In some boroughs, a new watering hole might not be especially noteworthy. But this restaurant — its name has yet to be announced — will be the borough’s second bar.

Prohibition in Bellevue ended only in 2015. After that, Pa. Liquor Code allowed the borough to have two liquor licenses, the first of which went to pre-existing restaurant Grille 565.

To community leaders, the new restaurant and the soon-to-open Lincoln Avenue Brewery, which were both started by Bellevue residents, are the tipping point for revitalizing the Lincoln Avenue business district. With more to do, Bellevue’s proximity to Downtown and affordability will no longer be a secret, they said.

Bringing drinks to Bellevue

Overturning Bellevue’s status as a dry municipality went up for a vote during the May 2015 Primary and was approved with 63 percent of the vote. But it’s not that simple.

Per the Pa. Liquor Code, the number of retail liquor licenses — which applies to restaurants, bars and hotels, but not breweries — for a municipality is based on the population, with one retail license for every 3,000 residents. That quota, based on the 2010 census, allows two licenses in Bellevue. But since Allegheny County is over its license quota, no new licenses were created for Bellevue to use, Shawn Kelly, spokesman for the Pennsylvania Liquor Control Board told The Incline.

So to open a bar in Bellevue, business owners needed to have a license transferred to them or buy one at auction. (The municipality could also have voted to go over its quota, but hasn’t so far.)

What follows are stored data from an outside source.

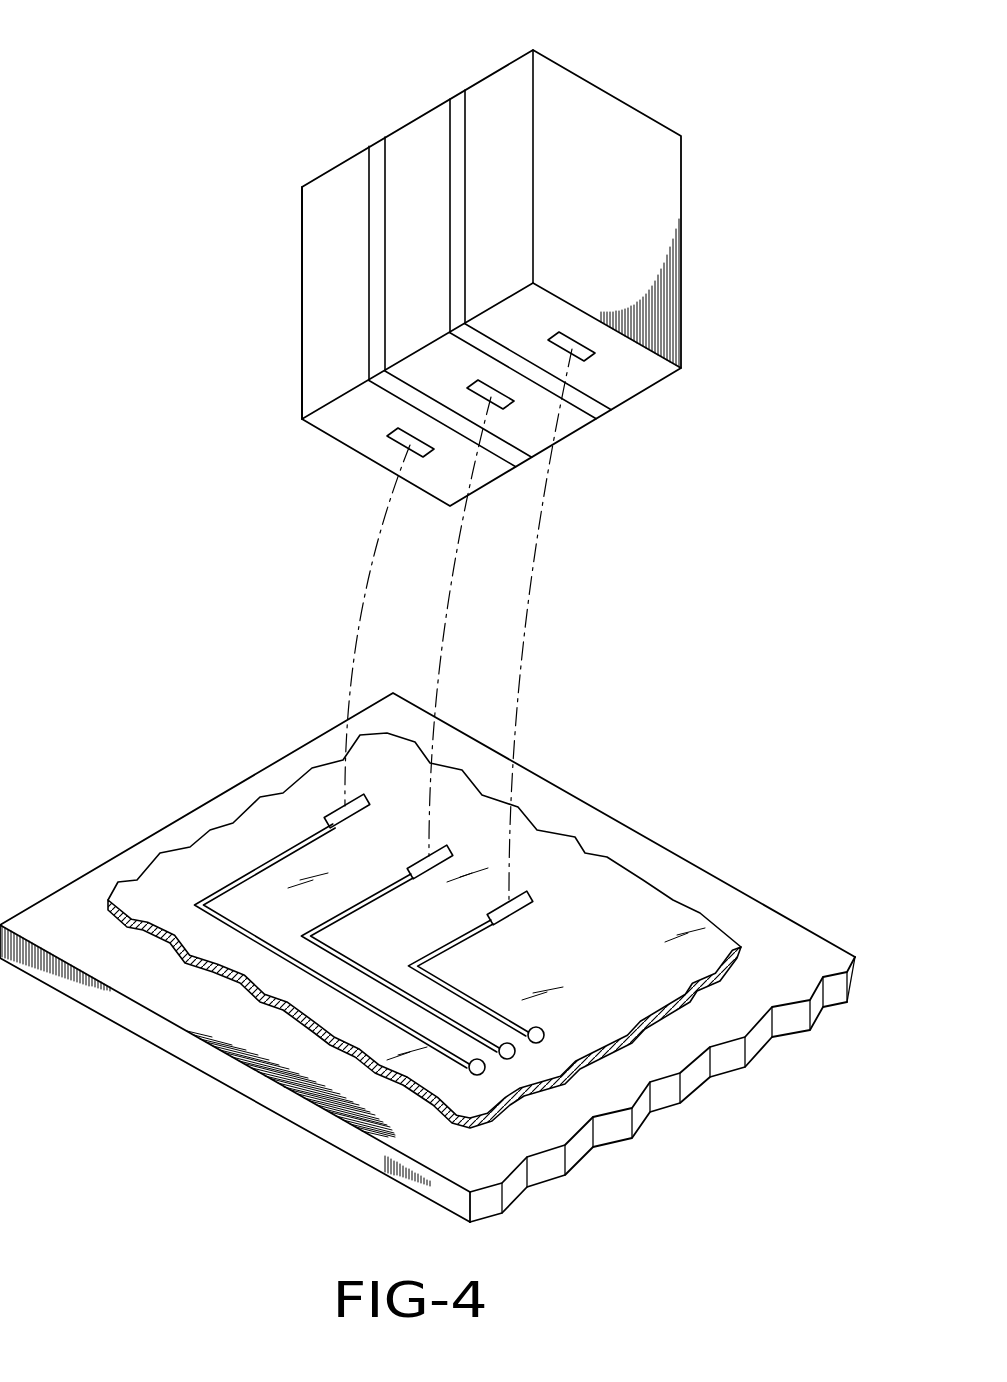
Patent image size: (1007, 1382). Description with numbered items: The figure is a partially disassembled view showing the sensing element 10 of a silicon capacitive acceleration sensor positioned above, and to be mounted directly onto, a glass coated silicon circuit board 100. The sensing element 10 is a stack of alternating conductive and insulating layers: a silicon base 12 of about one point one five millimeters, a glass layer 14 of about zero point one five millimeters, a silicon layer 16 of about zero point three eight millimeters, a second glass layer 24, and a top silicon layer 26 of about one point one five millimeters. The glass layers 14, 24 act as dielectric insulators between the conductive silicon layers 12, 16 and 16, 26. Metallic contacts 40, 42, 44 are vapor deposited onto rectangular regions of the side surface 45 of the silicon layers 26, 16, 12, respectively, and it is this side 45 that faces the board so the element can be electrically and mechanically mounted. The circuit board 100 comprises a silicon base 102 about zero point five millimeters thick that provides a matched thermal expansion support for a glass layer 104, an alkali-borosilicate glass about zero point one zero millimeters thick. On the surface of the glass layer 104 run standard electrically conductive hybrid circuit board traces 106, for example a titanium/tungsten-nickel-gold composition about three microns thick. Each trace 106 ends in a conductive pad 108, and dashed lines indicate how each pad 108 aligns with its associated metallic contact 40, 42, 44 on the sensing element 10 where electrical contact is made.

The sensing element 10 is at (300, 215).
The base 12 is at (338, 192).
The layer 14 is at (377, 152).
The layer 16 is at (423, 143).
The layer 24 is at (460, 97).
The layer 26 is at (501, 97).
The metallic contact 40 is at (560, 337).
The metallic contact 42 is at (480, 385).
The metallic contact 44 is at (398, 433).
The side surface 45 is at (628, 367).
The circuit board 100 is at (80, 866).
The silicon base 102 is at (197, 1063).
The layer of glass 104 is at (224, 835).
The circuit board traces 106 is at (293, 843).
The conductive pad 108 is at (335, 813).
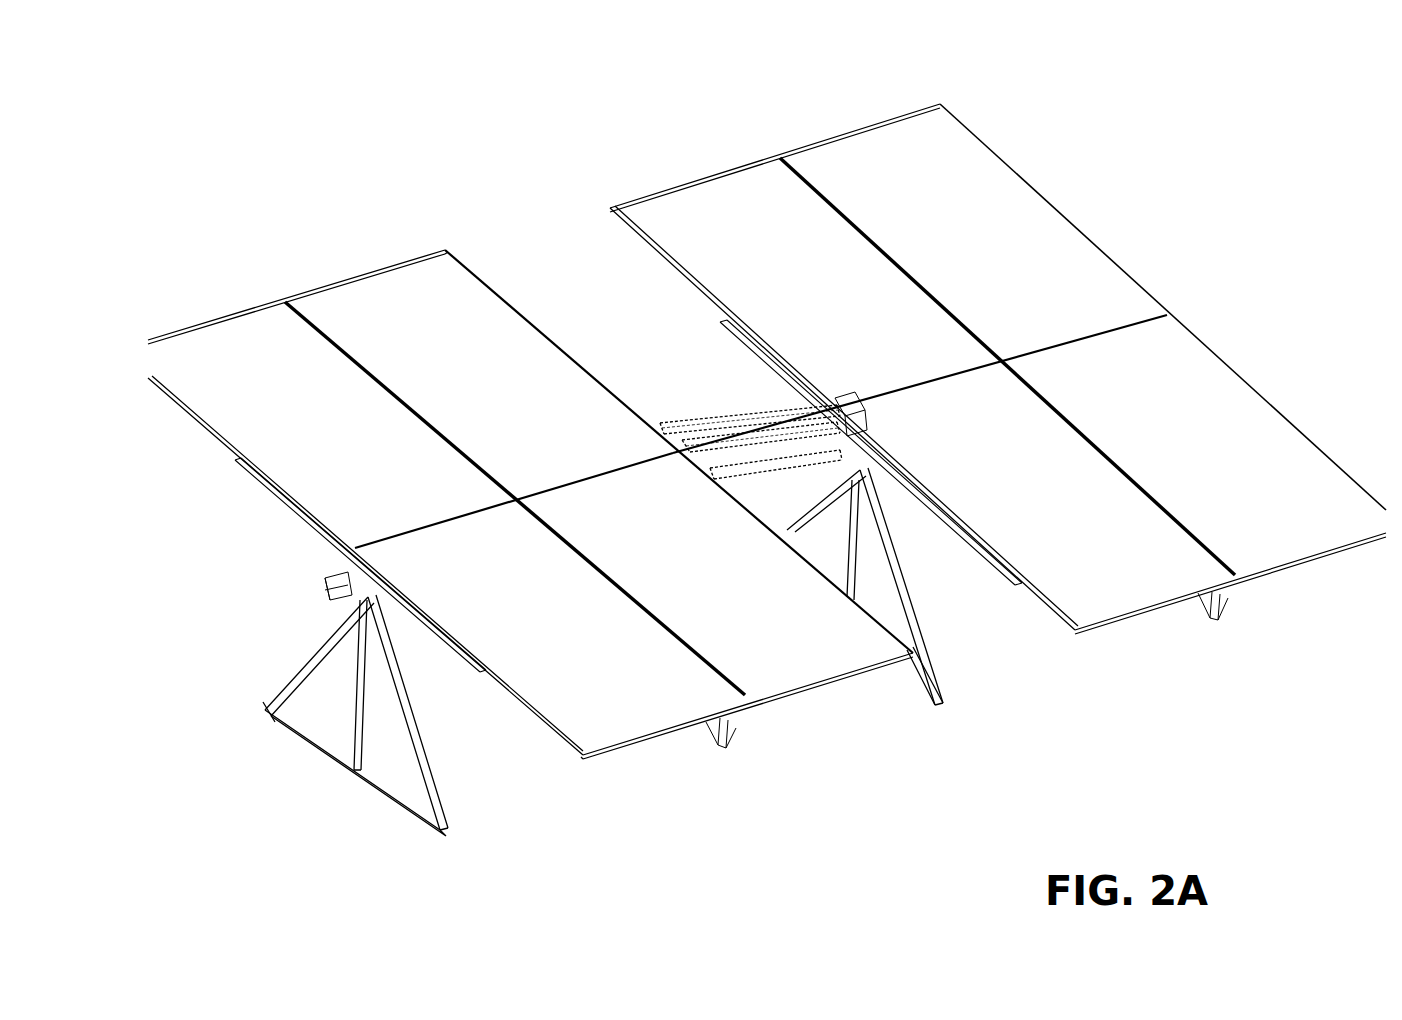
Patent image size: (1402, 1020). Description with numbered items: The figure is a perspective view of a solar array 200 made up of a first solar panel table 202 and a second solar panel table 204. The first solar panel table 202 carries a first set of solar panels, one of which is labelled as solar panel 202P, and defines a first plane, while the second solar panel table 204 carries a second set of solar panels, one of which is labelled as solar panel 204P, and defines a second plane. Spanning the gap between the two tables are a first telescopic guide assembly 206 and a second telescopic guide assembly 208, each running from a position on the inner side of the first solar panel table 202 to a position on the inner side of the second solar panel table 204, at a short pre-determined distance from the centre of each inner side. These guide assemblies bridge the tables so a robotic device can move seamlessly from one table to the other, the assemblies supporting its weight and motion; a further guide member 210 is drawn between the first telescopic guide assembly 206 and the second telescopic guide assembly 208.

The solar array 200 is at (1260, 86).
The first solar panel table 202 is at (1105, 617).
The solar panel of first array 202P is at (873, 161).
The second solar panel table 204 is at (787, 690).
The solar panel of second array 204P is at (433, 287).
The first telescopic guide assembly 206 is at (734, 402).
The second telescopic guide assembly 208 is at (746, 480).
The middle rail 210 is at (785, 436).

A transferred liquor license for Driscoll and King’s restaurant at 366 Lincoln Ave. is pending, with what Driscoll hopes will be a summer open.

Opening a business is risky, so it took two people who live in Bellevue, who know the community, to make that second bar happen, said Driscoll, also a member of the Bellevue Community Development Corporation.

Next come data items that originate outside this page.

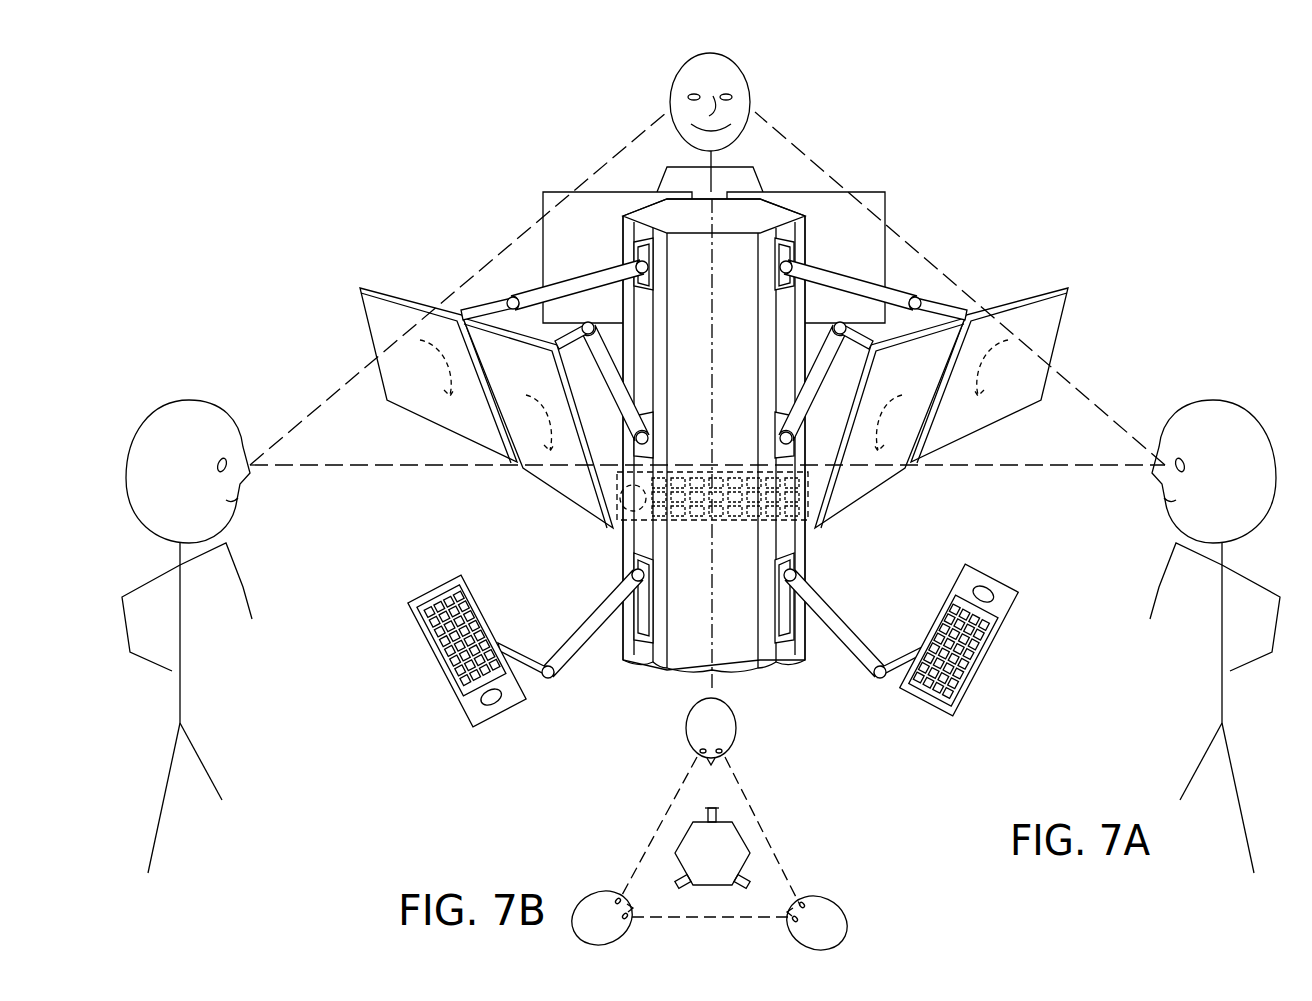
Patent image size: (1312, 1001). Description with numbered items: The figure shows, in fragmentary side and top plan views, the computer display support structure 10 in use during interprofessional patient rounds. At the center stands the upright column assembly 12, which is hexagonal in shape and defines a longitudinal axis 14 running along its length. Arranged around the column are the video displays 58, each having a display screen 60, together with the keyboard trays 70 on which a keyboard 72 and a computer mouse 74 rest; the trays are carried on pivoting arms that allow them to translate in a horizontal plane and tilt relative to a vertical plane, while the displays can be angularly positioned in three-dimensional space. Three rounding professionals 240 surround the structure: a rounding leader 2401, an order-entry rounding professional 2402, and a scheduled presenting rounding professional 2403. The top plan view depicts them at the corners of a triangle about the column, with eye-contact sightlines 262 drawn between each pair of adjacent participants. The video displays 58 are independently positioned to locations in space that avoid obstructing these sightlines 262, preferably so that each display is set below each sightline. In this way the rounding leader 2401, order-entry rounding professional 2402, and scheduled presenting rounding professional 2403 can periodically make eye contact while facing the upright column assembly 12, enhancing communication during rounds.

In FIG. 7A, the computer display support structure 10 is at (848, 108).
In FIG. 7A, the upright column assembly 12 is at (748, 327).
In FIG. 7B, the upright column assembly 12 is at (725, 867).
In FIG. 7A, the longitudinal axis 14 is at (710, 340).
In FIG. 7A, the video display 58 is at (565, 218).
In FIG. 7A, the display screen 60 is at (608, 192).
In FIG. 7A, the keyboard tray 70 is at (450, 683).
In FIG. 7A, the keyboard 72 is at (440, 640).
In FIG. 7A, the computer mouse 74 is at (485, 703).
In FIG. 7A, the rounding professionals 240 is at (701, 456).
In FIG. 7B, the rounding professionals 240 is at (741, 829).
In FIG. 7A, the rounding leader 2401 is at (170, 408).
In FIG. 7B, the rounding leader 2401 is at (598, 893).
In FIG. 7A, the order-entry rounding professional 2402 is at (737, 68).
In FIG. 7B, the order-entry rounding professional 2402 is at (735, 735).
In FIG. 7A, the scheduled presenting rounding professional 2403 is at (1205, 405).
In FIG. 7B, the scheduled presenting rounding professional 2403 is at (845, 915).
In FIG. 7A, the eye-contact sightline 262 is at (335, 372).
In FIG. 7B, the eye-contact sightline 262 is at (660, 822).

The liquor license for Lincoln Avenue Brewery, 538 Lincoln Ave., is also pending, per the Pa. Liquor Control Board’s website. Founders said renovation will likely be done this summer, though they have yet to set an opening. Lincoln Avenue Brewery plans to offer opportunities for collaborations with local home brewers to create unique Bellevue beers, said Grant Saylor, who co-owns the brewery with his wife Lisa and Amy and Joel Haldeman.

Although a majority of voters were in favor of overturning Bellevue’s alcohol ban in 2015, Bellevue Mayor Emily Marburger heard from some residents who were upset about the change when she was door knocking during her campaign. There was a perception on their part that the town would be overrun with bars or become another South Side, she said. But that’s not the case.

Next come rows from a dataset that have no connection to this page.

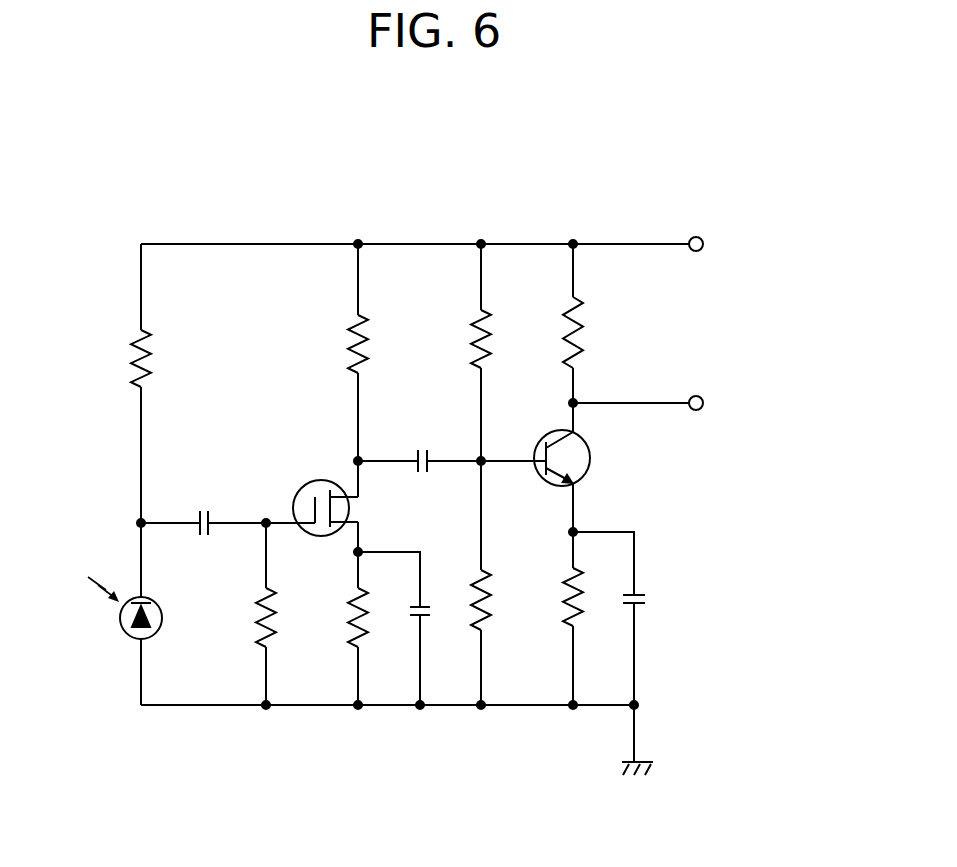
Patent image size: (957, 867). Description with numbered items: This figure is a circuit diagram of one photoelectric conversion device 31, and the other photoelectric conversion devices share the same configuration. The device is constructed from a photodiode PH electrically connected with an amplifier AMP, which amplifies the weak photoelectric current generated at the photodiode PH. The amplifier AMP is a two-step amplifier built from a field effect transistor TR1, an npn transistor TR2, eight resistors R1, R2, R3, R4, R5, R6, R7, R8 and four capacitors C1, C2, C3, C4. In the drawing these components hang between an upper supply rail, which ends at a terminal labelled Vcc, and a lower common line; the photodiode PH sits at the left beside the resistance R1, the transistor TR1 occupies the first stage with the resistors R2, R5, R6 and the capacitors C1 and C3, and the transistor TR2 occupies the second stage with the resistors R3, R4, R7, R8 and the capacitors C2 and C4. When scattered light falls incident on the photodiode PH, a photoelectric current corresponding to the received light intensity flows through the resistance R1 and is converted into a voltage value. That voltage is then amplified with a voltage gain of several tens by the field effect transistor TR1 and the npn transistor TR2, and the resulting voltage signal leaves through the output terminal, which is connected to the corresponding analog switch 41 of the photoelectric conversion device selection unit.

The photoelectric conversion device 31 is at (350, 719).
The analog switch 41 is at (697, 411).
The amplifier AMP is at (451, 235).
The photodiode PH is at (121, 628).
The supply voltage terminal Vcc is at (727, 243).
The resistance R1 is at (163, 358).
The resistor R2 is at (379, 474).
The resistor R3 is at (503, 407).
The resistor R4 is at (599, 325).
The resistor R5 is at (287, 614).
The resistor R6 is at (378, 617).
The resistor R7 is at (504, 637).
The resistor R8 is at (593, 636).
The capacitor C1 is at (226, 503).
The capacitor C2 is at (452, 439).
The capacitor C3 is at (412, 628).
The capacitor C4 is at (631, 618).
The field effect transistor TR1 is at (325, 489).
The npn transistor TR2 is at (596, 485).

“It’s a situation we can control how to build it,” Marburger said of the concentration of bars.

Building business and community

Revitalization of Bellevue’s business district was a main issue of Bellevue’s 2017 mayoral race. As soon as she took office, Marburger met with small business owners to find ways to share resources and better market the community.

“It isn’t just a pass-through on 65,” she said.

But Tom Fodi, borough council president who also ran for mayor in 2017 said the community of 8,370 as of the 2010 census suffers from a lack of investors coming in and having success. Having businesses launched by locals is a huge stepping stone to getting those outside investors, he said, adding that a decade ago, Lawrenceville faced the same challenge.

It might be easier for a Bellevue resident to see the potential of starting a business in the borough, Marburger added. She said she’d love to see residents go into business, but is focused on making sure the businesses that do come to Lincoln Avenue are the ones that residents want, from tacos to a performance venue.

When it comes to offering alcohol — whether it’s wine, beer or a margarita with tacos — “People are really craving something in this area,” she said. “It doesn’t make sense to have a dry borough.”

It’s not just about places to grab a drink. If people go to the restaurants, they might stop at other businesses or make a point to come back later, she said. Fodi agreed, adding it changes the culture and increases foot traffic in the evening.

Jeremy Denniston, owner of Cyclops Cafe which opened in November as a coffee shop that shares a space with Pierced Hearts Tattoo Parlor, said more businesses is a “huge win” for all of the businesses in Bellevue.

The owners of Lincoln Avenue Brewery agreed, saying the community is excited for a change. Right now, Lincoln Avenue is empty at 6 p.m. on a Friday, Joel Haldeman said. “I just get so excited about a place that’s lit up [and] creating a space for the community.”